PFAS and thousands of similar compounds are often referred to as “forever chemicals” because once they get into the environment or a person’s body they don’t go away. PFAS have been linked to human health problems including decreased immune response, complications with pregnancy, decreased fertility, thyroid disease and cancer.

dave-hansen-gb“PFAS compounds are extremely dangerous, so dangerous in fact that they are measured in parts per trillion rather than the more common measurement of parts per billion,” said Hansen. “I am extremely pleased to see that Governor Evers recognizes the danger to public health that these compounds pose and that he is taking action to address them.”

These man-made compounds can be found in nearly any part of the environment from ground and drinking water to surface water, lake and stream beds, air, and even in landfills and on farm fields.

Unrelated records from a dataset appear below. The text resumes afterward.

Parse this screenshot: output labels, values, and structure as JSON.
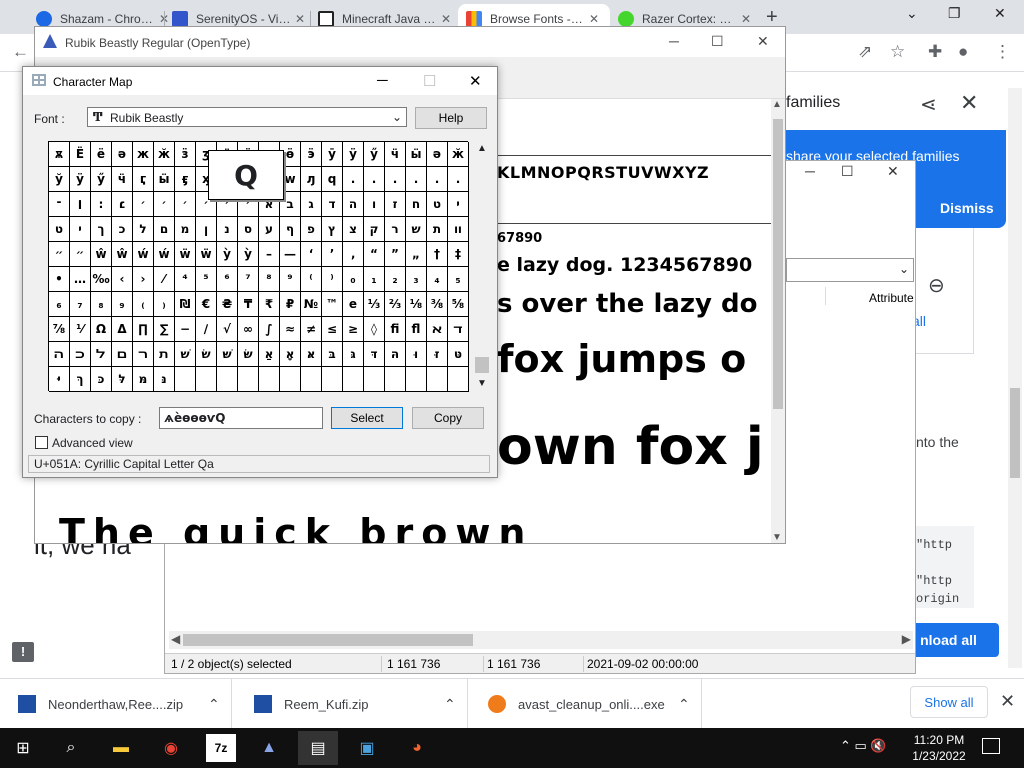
{
  "browser": {
    "tabs": [
      {
        "title": "Shazam - Chrome",
        "color": "#1d68e5",
        "active": false
      },
      {
        "title": "SerenityOS - Virtual",
        "color": "#3355cc",
        "active": false
      },
      {
        "title": "Minecraft Java Edition",
        "color": "#222222",
        "active": false
      },
      {
        "title": "Browse Fonts - Google",
        "color": "#ea4335",
        "active": true
      },
      {
        "title": "Razer Cortex: Game",
        "color": "#44d62c",
        "active": false
      }
    ],
    "new_tab_label": "+",
    "window_controls": {
      "minimize": "⌄",
      "restore": "❐",
      "close": "✕"
    }
  },
  "background_page": {
    "families_text": "families",
    "banner_message": "share your selected families",
    "dismiss_label": "Dismiss",
    "all_link": "all",
    "into_the_text": "nto the",
    "partial_text": "it, we ha",
    "code_lines": [
      "\"http",
      "\"http",
      "origin"
    ],
    "download_all_label": "nload all",
    "chat_icon_glyph": "!"
  },
  "zip_window": {
    "attribute_header": "Attribute",
    "status": {
      "selected": "1 / 2 object(s) selected",
      "size1": "1 161 736",
      "size2": "1 161 736",
      "date": "2021-09-02 00:00:00"
    }
  },
  "font_viewer": {
    "title": "Rubik Beastly Regular (OpenType)",
    "alphabet_upper": "KLMNOPQRSTUVWXYZ",
    "digits": "67890",
    "sample_12": "e lazy dog. 1234567890",
    "sample_18": "s over the lazy do",
    "sample_24": "fox jumps o",
    "sample_36": "own fox j",
    "sample_48": "The quick brown"
  },
  "charmap": {
    "title": "Character Map",
    "font_label": "Font :",
    "font_value": "Rubik Beastly",
    "help_label": "Help",
    "zoom_char": "Q",
    "grid_chars": [
      "ѫ",
      "Ё",
      "ё",
      "ә",
      "ж",
      "ӂ",
      "ӟ",
      "ӡ",
      "ӥ",
      "ӧ",
      "ө",
      "ӫ",
      "ӭ",
      "ӯ",
      "ӱ",
      "ӳ",
      "ӵ",
      "ӹ",
      "ә",
      "ӂ",
      "ў",
      "ӱ",
      "ӳ",
      "ӵ",
      "ӷ",
      "ӹ",
      "ӻ",
      "ӽ",
      "ӿ",
      "ԁ",
      "ԃ",
      "w",
      "ԓ",
      "ԛ",
      ".",
      ".",
      ".",
      ".",
      ".",
      ".",
      "־",
      "׀",
      "׃",
      "׆",
      "׳",
      "׳",
      "׳",
      "׳",
      "׳",
      "׳",
      "א",
      "ב",
      "ג",
      "ד",
      "ה",
      "ו",
      "ז",
      "ח",
      "ט",
      "י",
      "ט",
      "י",
      "ך",
      "כ",
      "ל",
      "ם",
      "מ",
      "ן",
      "נ",
      "ס",
      "ע",
      "ף",
      "פ",
      "ץ",
      "צ",
      "ק",
      "ר",
      "ש",
      "ת",
      "װ",
      "״",
      "״",
      "ŵ",
      "ŵ",
      "ẃ",
      "ẃ",
      "ẅ",
      "ẅ",
      "ỳ",
      "ỳ",
      "–",
      "—",
      "‘",
      "’",
      "‚",
      "“",
      "”",
      "„",
      "†",
      "‡",
      "•",
      "…",
      "‰",
      "‹",
      "›",
      "⁄",
      "⁴",
      "⁵",
      "⁶",
      "⁷",
      "⁸",
      "⁹",
      "⁽",
      "⁾",
      "₀",
      "₁",
      "₂",
      "₃",
      "₄",
      "₅",
      "₆",
      "₇",
      "₈",
      "₉",
      "₍",
      "₎",
      "₪",
      "€",
      "₴",
      "₸",
      "₹",
      "₽",
      "№",
      "™",
      "e",
      "⅓",
      "⅔",
      "⅛",
      "⅜",
      "⅝",
      "⅞",
      "⅟",
      "Ω",
      "Δ",
      "∏",
      "∑",
      "−",
      "∕",
      "√",
      "∞",
      "∫",
      "≈",
      "≠",
      "≤",
      "≥",
      "◊",
      "ﬁ",
      "ﬂ",
      "ﬡ",
      "ﬢ",
      "ﬣ",
      "ﬤ",
      "ﬥ",
      "ﬦ",
      "ﬧ",
      "ﬨ",
      "שׁ",
      "שׂ",
      "שּׁ",
      "שּׂ",
      "אַ",
      "אָ",
      "אּ",
      "בּ",
      "גּ",
      "דּ",
      "הּ",
      "וּ",
      "זּ",
      "טּ",
      "יּ",
      "ךּ",
      "כּ",
      "לּ",
      "מּ",
      "נּ",
      "",
      "",
      "",
      "",
      "",
      "",
      "",
      "",
      "",
      "",
      "",
      "",
      "",
      ""
    ],
    "copy_label": "Characters to copy :",
    "copy_value": "ѧѐѳѳѳѵԚ",
    "select_label": "Select",
    "copy_button_label": "Copy",
    "advanced_label": "Advanced view",
    "status_text": "U+051A: Cyrillic Capital Letter Qa"
  },
  "downloads": {
    "items": [
      {
        "name": "Neonderthaw,Ree....zip",
        "icon_color": "#1f4fa3"
      },
      {
        "name": "Reem_Kufi.zip",
        "icon_color": "#1f4fa3"
      },
      {
        "name": "avast_cleanup_onli....exe",
        "icon_color": "#f07b1a"
      }
    ],
    "show_all_label": "Show all"
  },
  "taskbar": {
    "time": "11:20 PM",
    "date": "1/23/2022"
  }
}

“Those who are responsible for causing this type of contamination should be held accountable regardless of where these compounds are found. To do that, we need to establish standards beyond groundwater and drinking water just like our neighbors in Michigan and Minnesota have done. Governor Evers’ announcement is an important first step toward that goal.”

Hansen and Senator Mark Miller of Madison announced the introduction of the CLEAR Act, comprehensive PFAS legislation with Governor Evers earlier this year.